Not only do they look adorable on your pup, but they also provide extra warmth to help combat those cold winter temperatures.

These earmuffs are specially designed for the shape of your dog ears so they won’t have any issues wearing them.

You’ll also enjoy knowing that these dog ear muffs and their insulation helps your dog sleep much better when flying.

Dog Ear Hood

You can also use what’s called a Dog Ear Hood that covers your pet’s ears so it can dampen out any loud noises coming from the plane and won’t keep them restless or scared.

The dog-ear hood is a soft, flexible, and comfortable fabric. The material is made of cotton with an acrylic coating to provide extra protection for your pet!

When the noise gets too much, simply put their hood on and cover their ears, then your dog should be able to take a nap without the noises keeping your dog awake.

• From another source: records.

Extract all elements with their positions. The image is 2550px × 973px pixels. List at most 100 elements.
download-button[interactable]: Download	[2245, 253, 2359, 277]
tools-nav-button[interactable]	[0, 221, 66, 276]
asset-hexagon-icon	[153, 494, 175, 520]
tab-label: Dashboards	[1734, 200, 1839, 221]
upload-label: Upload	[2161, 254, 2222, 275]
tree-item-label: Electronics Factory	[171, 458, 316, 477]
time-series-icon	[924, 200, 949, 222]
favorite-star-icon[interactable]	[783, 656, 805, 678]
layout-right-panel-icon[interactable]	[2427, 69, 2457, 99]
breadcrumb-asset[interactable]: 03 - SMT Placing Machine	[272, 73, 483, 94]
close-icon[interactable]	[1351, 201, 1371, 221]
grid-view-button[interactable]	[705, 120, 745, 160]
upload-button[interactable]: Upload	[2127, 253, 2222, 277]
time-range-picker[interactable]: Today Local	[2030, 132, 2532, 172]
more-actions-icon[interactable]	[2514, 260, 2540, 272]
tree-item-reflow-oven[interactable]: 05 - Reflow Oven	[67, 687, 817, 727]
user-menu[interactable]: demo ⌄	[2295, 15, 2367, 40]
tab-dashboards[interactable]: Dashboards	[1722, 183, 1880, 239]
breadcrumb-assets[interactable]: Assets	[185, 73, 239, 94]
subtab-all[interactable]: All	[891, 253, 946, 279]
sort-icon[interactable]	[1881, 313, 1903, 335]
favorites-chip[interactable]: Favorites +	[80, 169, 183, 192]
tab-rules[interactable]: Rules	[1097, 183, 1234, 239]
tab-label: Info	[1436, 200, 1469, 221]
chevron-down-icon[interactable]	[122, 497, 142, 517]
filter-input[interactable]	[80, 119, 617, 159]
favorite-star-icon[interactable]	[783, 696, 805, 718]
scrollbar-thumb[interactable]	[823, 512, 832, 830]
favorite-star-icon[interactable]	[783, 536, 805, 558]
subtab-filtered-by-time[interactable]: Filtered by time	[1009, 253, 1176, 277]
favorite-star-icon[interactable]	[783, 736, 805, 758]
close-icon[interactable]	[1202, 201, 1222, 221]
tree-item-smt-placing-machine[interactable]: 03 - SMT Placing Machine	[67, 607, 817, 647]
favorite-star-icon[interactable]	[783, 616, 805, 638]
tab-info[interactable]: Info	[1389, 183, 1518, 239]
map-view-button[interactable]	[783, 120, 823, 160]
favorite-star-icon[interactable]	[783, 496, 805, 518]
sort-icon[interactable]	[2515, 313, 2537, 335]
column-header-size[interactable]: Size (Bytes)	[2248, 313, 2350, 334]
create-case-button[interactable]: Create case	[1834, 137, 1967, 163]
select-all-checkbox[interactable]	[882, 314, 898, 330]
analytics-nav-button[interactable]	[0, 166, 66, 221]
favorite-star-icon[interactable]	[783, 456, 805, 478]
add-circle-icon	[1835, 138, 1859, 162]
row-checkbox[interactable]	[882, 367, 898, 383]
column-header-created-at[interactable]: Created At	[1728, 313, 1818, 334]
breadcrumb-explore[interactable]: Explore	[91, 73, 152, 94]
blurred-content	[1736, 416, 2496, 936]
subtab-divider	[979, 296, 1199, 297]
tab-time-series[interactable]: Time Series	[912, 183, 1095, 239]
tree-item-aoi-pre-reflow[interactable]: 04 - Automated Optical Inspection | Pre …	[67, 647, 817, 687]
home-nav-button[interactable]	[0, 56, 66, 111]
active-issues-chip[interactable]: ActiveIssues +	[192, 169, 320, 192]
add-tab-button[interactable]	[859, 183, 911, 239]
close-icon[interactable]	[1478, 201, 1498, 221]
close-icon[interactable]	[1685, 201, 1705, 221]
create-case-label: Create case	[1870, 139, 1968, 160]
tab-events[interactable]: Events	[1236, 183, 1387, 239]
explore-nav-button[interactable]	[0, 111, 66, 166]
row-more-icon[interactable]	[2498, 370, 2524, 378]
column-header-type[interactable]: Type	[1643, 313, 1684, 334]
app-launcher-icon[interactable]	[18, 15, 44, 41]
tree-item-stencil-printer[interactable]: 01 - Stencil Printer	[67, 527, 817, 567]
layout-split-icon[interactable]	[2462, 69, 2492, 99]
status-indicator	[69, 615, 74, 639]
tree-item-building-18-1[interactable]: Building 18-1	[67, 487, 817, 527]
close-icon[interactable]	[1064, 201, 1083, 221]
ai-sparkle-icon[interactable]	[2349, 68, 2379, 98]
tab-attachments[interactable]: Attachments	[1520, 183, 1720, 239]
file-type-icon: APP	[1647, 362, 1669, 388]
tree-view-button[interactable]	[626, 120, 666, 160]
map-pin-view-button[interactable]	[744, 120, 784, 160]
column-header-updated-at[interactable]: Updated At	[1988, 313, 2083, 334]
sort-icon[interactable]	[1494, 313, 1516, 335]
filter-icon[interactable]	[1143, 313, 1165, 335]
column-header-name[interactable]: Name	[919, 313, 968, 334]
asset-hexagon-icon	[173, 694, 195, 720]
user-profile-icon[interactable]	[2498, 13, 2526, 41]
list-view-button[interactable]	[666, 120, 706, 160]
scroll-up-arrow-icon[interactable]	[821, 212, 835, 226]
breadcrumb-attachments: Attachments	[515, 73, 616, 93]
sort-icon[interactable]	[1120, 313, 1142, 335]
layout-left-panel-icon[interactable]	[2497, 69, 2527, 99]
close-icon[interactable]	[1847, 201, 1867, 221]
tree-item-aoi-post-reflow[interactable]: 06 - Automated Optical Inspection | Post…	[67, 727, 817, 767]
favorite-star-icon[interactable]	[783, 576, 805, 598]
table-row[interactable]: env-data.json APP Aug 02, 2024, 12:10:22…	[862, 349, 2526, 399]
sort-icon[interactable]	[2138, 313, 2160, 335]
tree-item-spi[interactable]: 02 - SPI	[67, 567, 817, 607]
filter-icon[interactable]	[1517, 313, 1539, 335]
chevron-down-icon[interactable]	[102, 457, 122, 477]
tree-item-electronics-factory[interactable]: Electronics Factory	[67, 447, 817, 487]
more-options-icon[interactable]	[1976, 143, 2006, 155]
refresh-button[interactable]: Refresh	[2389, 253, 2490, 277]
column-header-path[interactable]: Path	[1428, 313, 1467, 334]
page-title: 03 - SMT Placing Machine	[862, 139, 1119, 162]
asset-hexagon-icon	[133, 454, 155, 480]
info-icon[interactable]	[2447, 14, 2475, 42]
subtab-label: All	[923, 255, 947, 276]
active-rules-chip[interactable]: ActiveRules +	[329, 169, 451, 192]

If you have a dog that suffers from fear of loud noises, then being on a plane will be very uncomfortable for the dog, especially when their ears start popping for some dogs this can be very scared.

So to solve this you can sedate your dog, but not all airlines will allow you to board with a sedated dog so make sure you check with your airline first.

BEFORE SEDATION: It’s always recommended that you consult with your local veterinarian before you sedate your dog! As they can recommend and provide the correct medication.

You should also consider sedating your dog if they have a history of motion sickness, or get very nervous.

Most pets usually don’t need this additional treatment but it’s nice to know that there is a medicine available just in case they start freaking out once onboard the airplane!


So does flying hurt dogs’ ears? Well, as before there have been no reports of any dogs hurts their ears while flying,

however, as you have just read in this article the pressure changes and noise can be uncomfortable for some dogs.

If you are planning on flying with your pet, it’s important to know their reaction to being on a plane.

For some pets, this is a completely normal experience. But for other dogs, it can lead to anxiety and panic.

What makes this even more difficult is some dogs are unable to tell us when they are uncomfortable or hurt.

This means that it is up to you as the owner of a precious pup to protect their hearing by taking care of them responsibly.